Весь вечер и все следующее утро он опять вспоминал разговор с Васильевым и опять не мог вспомнить, как и в первый раз. Выплывали отдельные фразы, и вроде бы более или менее точно складывался итог, но восстановить всю последовательность не получалось. «Противопоставили себя комсомольской организации, всему студенческому коллективу… Вы что же, не понимаете, что искусство мы империалистам не отдадим?.. За американские тряпки готовы душу продать… Вы их друзьями считаете, а настоящие друзья вас предостеречь должны были… Надо решать, Салтыков, на чьей вы стороне, это не игрушки…»
Они знали все. Васильев так и сказал: «Это наша работа — знать о вас больше, чем, может, вы о себе знаете, это нам государство и поручило…»
Он не отвечал на вопросы, что он мог ответить, только пожимал плечами, но Васильев, похоже, ответов и не ждал. И придумать ничего уже было, конечно, нельзя, надо было или соглашаться, или прямо говорить «нет». Неожиданно сам Васильев предложил приемлемый выход, будто понял, что сейчас может услышать отказ.
— В общем, думаю, мы так поступим… — Васильев завязал белые тесемки папки, сбросил ее в средний ящик стола и ящик со стуком задвинул. — Будем считать, что предварительно мы с вами обо всем договорились. Идите, а через некоторое время мы вас снова вызовем. Если поймете, что действительно в ваших интересах, а что вам же во вред, поговорим, расскажете, как это время провели, поможете нам кое в чем… Тогда окончательно и будем делать вывод, можете вы принести пользу органам и государству или нам придется перестать вами заниматься — пусть вами комсомол серьезно займется, милиция и все, кому положено… Ну, идите пока, товарищ Салтыков, вам позвонят.

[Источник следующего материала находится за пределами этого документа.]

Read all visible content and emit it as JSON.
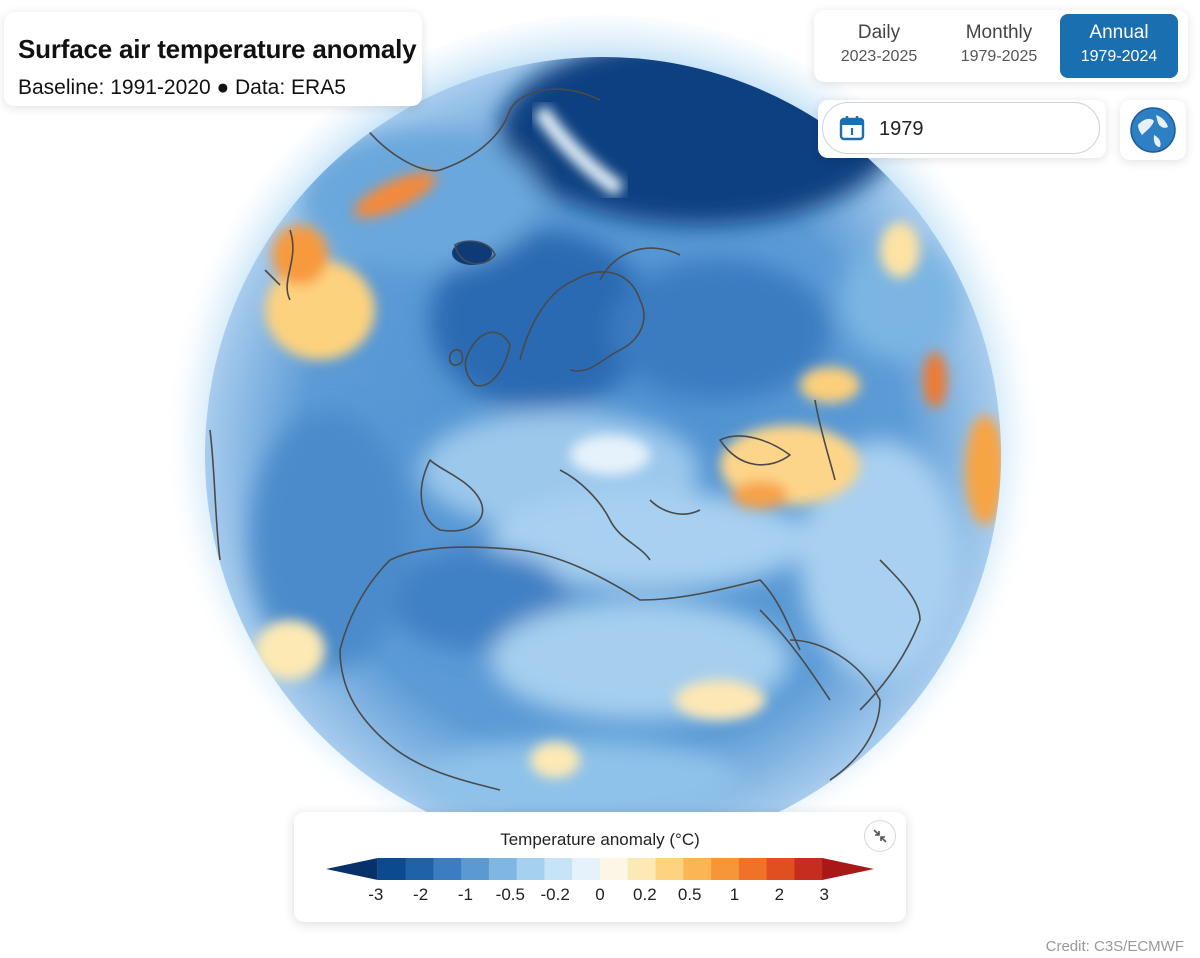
{
  "title": "Surface air temperature anomaly",
  "subtitle": "Baseline: 1991-2020 ● Data: ERA5",
  "period_tabs": [
    {
      "label": "Daily",
      "range": "2023-2025",
      "active": false
    },
    {
      "label": "Monthly",
      "range": "1979-2025",
      "active": false
    },
    {
      "label": "Annual",
      "range": "1979-2024",
      "active": true
    }
  ],
  "year_picker": {
    "value": "1979",
    "icon": "calendar-icon"
  },
  "globe_button": {
    "icon": "globe-icon"
  },
  "legend": {
    "title": "Temperature anomaly (°C)",
    "tick_labels": [
      "-3",
      "-2",
      "-1",
      "-0.5",
      "-0.2",
      "0",
      "0.2",
      "0.5",
      "1",
      "2",
      "3"
    ],
    "colors": [
      "#08306b",
      "#0b4a8f",
      "#1f62a8",
      "#3b7dc0",
      "#5a99d2",
      "#7fb6e2",
      "#a6d0ef",
      "#c9e3f6",
      "#e6f2fb",
      "#fbf6e6",
      "#fde9b4",
      "#fdd380",
      "#fcb554",
      "#f79639",
      "#ee7228",
      "#df4f20",
      "#c72d1e",
      "#a81818"
    ],
    "collapse_icon": "collapse-arrows-icon"
  },
  "credit": "Credit: C3S/ECMWF"
}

И теперь, когда он вспоминал вчерашний разговор, слово «органы» возникало прежде всего, и тут же все воспоминания путались, сбивались, и оставалось только это невыносимое слово.
Он сидел в дядипетиной комнате за маленьким письменным столом и тупо смотрел в черновик диплома, дописанного в общей тетради большого формата почти до половины. Он давно не открывал эту тетрадь и теперь уже плохо понимал текст, сокращения, стрелки, указывающие на формулы, сами формулы, переползающие со строчки на строчку, и небрежно нарисованные эпюры. Закрыв тетрадь, он сунул ее под стопку книг, лежавших на краю стола, глянул на обложку верхней. «Теория упругости»…
Из большой комнаты его окликнула мать — Нина уехала с утра в институт, потом собиралась зайти поболтать к подруге-однокурснице, родившей летом и сейчас сидевшей с ребенком в академическом. Он решил, что матери нужно дойти до уборной, перилами она так и не научилась толком пользоваться. Но мать сидела в кровати, высоко сдвинув подушки, и не собиралась вставать.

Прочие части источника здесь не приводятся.